The Grayson Central Appraisal District sent out residential property appraisals at the beginning of May. This year there have been a few changes in how residents can appeal those notices, if they desire. But there are still many steps to those appeals.

GCAD Chief Appraiser Shawn Coker, said taxpayers have 30 days from the date on their notice to file a protest if they have concerns or issues about their appraisal.

The GCAD scheduled informal meetings with property owners through Friday but residents still have until the end of May to formally appeal.

“Grayson Central Appraisal District takes a proactive approach in trying to help property owners resolve protests informally, time permitting, prior to the protest deadline,” Deputy Chief Appraiser Don Spencer said. “This year, like prior years, we set aside time for property owners to come in to our office and address these concerns with the appraisers directly up until the week before the deadline. This allows the appraisal staff the last week of May to prepare for upcoming protest hearings that will be presented to the ARB (Appraisal Review Board) beginning May 30, 2017.”

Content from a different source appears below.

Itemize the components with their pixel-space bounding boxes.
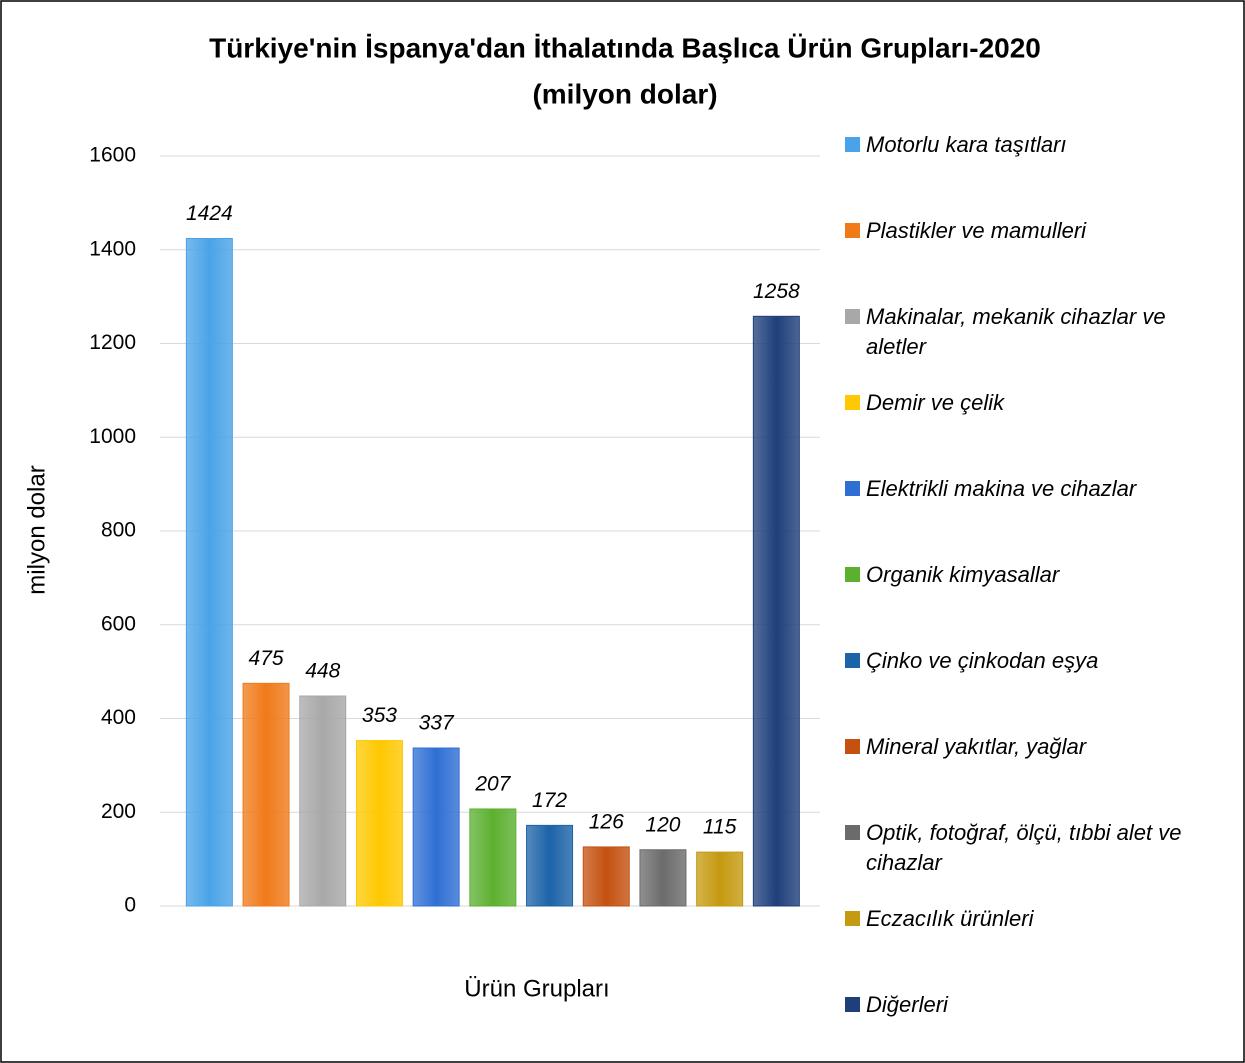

Spencer said encouraged property owners who have not had the opportunity to visit informally to file their notice of protest, either in person at the district’s office or by mail, to the ARB so they can present their concerns and have their case heard for a determination.

“While this time of year is always busier than normal at the appraisal district, we have seen fewer people this year so far than by this same time last year,” Spencer said. “The overall market value on the appraisal roll in Grayson County has seen an increase again in 2017, with values rising by nearly 11 percent from last year, which includes over $230 million in new construction. The average homestead value of about $142,500 is up roughly 8.25 percent from $130,000 last year.”

While Spencer explained how to go about getting to protest, some property owners might not know what they can protest. Information on the GCAD website says people can protest the following:

• Excessive value — if you believe the appraisal district’s value on your home is too high;

• Unequal appraisal — if you believe the appraisal district appraised your home at a higher proportion of its value, than most properties;

• Failure to grant exemptions — if the chief appraiser denied your exemption application;

• Failure to provide notice — if the appraisal district failed to provide notice that the value of your home changed.

The information on the website also says that property owners should make sure to file their protest by the deadline on the notice.

If the notice does not contain a deadline, property owners must file the protest by May 31 or no later than 30 days after the date on the notice, whichever is later.

The Appraisal Review Board shall provide for an evening or a weekend hearing. The ARB is a group of impartial people who listen to both the property owner and the appraiser. The ARB may adjust values based on the evidence presented during the hearing.

Fourteen days before the ARB hearing, the appraisal district should mail the appealing property owner a copy of the comptroller pamphlet explaining the appealing party’s remedies and a copy of the ARB procedures. It also sends a statement advising that the appealing party has the right to inspect and obtain a copy of any information the Appraisal District plans to introduce at the hearing.

Those who plan to appeal should plan to spend some time at the Appraisal District Office or to pay for copies of records. Those who are appealing have the right to inspect and obtain copies of all of the pertinent records. The costs for copies for homeowners may not, by law, exceed $15 per property appeal.

The information provided on GCAD’s site says those who are appealing their appraisal should make enough copies of their presentation so that every member of the ARB may have one.

“Be on time and be prepared for your hearing,” the information advised.

Property owners will be allowed to present evidence, examine witnesses and state his or her opinion of the property value. GCAD’s representative will be allowed to cross-examine the property owner, agent or representative and any witnesses. They will also present evidence, examine witnesses and state an opinion about the property values. The property owner may then cross-examine the GCAD’s witnesses. Neither side may question the ARB members. Both sides are allowed to present rebuttal evidence and closing arguments. After that, the ARB will deliberate and vote on each matter. The decision will then be announced.

The information said it is important to remember that the date of the appraisal is Jan. 1. Those appealing an appraisal should make sure to include in the appeal, changes made before Jan. 1 but not anything that happened after Jan. 1.

Be sure to bring evidence of anything that would detract from the value of the home, like a cracked slab, fire or repairs that need to be made. Also be sure, the GCAD site says, to check the measurements of your home to make sure that the ones the GCAD had match. Also make sure the GCAD has the right amenities, and review the home sales the GCAD used to calculate the value of the home in question.

If the GCAD fails to prove the value of a home by a preponderance of evidence, then the ARB must side with the appealing property owner. Property owners may present the ARB with an independent appraisal done on the home. If such an appraisal is presented, the GCAD must prove the value of the home’s value by clear and convincing evidence, which is a higher burden of proof.

If a homeowner is still unsatisfied after the ARB issues its decision, the homeowner can consider binding arbitration, sewing in district court or State Office of Administrative Hearings.

Property owners will have to make a partial payment of taxes before the delinquency date. The GCAD information said the amount due is generally the amount of the tax not in dispute.